Born in 1914 at the dawn of cinema, Italy’s censorship law felled some giants of the silver screen – including Last Tango in Paris – but now faces its own curtain call.

“Film censorship has been abolished,” announced Culture Minister Dario Franceschini in a statement late on Monday.

“The system of controls and interventions that still allow the state to intervene in the freedom of artists has been definitively ended.”

As a result, it will now no longer be possible to block the release of a new film or demand edits for moral or religious reasons. Filmmakers will instead classify their own movies based on the age of the audience.

Their decisions will be verified by a new commission made up of 49 members chosen from the film industry, but will be experts in education and animal rights.

“It’s a form of self-regulation. We are mature enough,” said director Pupi Avati, whose 1970s film Bordella was censored.

Hundreds of films have been censored in Italy over the past century, primarily for political, moral and religious reasons.

Maria Schneider and Marlon Brandon in Last Tango In Paris.
Maria Schneider and Marlon Brandon in Bernardo Bertolucci’s Oscar-nominated 1972 classic Last Tango In Paris.

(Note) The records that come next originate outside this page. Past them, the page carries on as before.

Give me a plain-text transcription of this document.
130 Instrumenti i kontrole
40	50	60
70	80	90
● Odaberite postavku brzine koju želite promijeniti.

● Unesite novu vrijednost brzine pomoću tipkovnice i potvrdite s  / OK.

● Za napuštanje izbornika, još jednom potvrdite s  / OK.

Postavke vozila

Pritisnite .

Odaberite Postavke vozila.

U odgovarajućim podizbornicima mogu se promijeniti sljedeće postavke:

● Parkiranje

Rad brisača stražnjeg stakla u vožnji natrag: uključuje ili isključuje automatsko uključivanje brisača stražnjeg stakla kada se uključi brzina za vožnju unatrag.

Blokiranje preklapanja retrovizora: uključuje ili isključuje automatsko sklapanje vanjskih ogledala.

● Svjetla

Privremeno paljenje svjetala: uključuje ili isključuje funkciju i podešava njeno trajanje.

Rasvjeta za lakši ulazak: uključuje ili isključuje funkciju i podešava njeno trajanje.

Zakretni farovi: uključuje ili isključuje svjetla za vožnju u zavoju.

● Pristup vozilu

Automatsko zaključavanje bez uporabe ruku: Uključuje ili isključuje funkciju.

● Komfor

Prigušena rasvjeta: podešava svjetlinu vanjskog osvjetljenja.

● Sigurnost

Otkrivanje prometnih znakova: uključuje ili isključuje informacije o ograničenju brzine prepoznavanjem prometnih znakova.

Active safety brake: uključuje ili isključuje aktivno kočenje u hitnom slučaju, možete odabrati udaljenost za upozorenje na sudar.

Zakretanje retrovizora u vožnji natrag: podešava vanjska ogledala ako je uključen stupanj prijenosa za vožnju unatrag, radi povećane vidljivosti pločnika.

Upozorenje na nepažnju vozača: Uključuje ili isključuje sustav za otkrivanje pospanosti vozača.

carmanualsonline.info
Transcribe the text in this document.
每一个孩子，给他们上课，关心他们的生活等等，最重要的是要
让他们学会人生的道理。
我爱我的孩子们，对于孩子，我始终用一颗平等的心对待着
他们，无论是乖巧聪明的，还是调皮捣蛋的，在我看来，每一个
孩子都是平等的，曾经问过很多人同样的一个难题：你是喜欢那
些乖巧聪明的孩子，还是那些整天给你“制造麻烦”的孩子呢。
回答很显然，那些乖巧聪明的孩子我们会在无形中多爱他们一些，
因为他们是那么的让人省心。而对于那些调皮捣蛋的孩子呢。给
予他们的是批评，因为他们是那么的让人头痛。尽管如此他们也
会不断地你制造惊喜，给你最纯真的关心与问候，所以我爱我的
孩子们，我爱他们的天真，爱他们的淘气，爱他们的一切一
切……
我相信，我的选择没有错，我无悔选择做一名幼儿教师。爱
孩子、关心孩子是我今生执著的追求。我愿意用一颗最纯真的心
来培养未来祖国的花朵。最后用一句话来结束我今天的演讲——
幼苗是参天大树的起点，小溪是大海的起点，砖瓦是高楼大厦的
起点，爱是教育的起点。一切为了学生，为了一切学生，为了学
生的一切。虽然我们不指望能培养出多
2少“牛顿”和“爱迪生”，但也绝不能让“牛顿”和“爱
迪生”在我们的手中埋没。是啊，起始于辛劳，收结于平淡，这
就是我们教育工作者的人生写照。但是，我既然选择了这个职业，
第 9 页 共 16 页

Photograph: Cinetext Bildarchiv/Allstar/UNITED ARTISTS

Most famous was Bernardo Bertolucci’s Oscar-nominated 1972 classic Last Tango In Paris, all copies of which were destroyed except for three preserved as “proof of the crime”.

Scrapping the law was an “important and historic step for Italian cinema”, said Elena Boero, a film expert: “It was time.”

According to a survey by Cinecensura, an online exhibition promoted by the culture ministry, 274 Italian films, 130 American movies and 321 from other countries have been censured in Italy since 1944.

More than 10,000 were modified in some way, including works by directors such as Federico Fellini.

But for some artists censorship had the effect of drawing in viewers. “It make films more seductive, generating public interest, especially those with an erotic theme,” said Avati.

The last major case of censorship was in 1998 with the blasphemous and grotesque Toto Who Lived Twice, which was strongly criticised by traditional Catholics.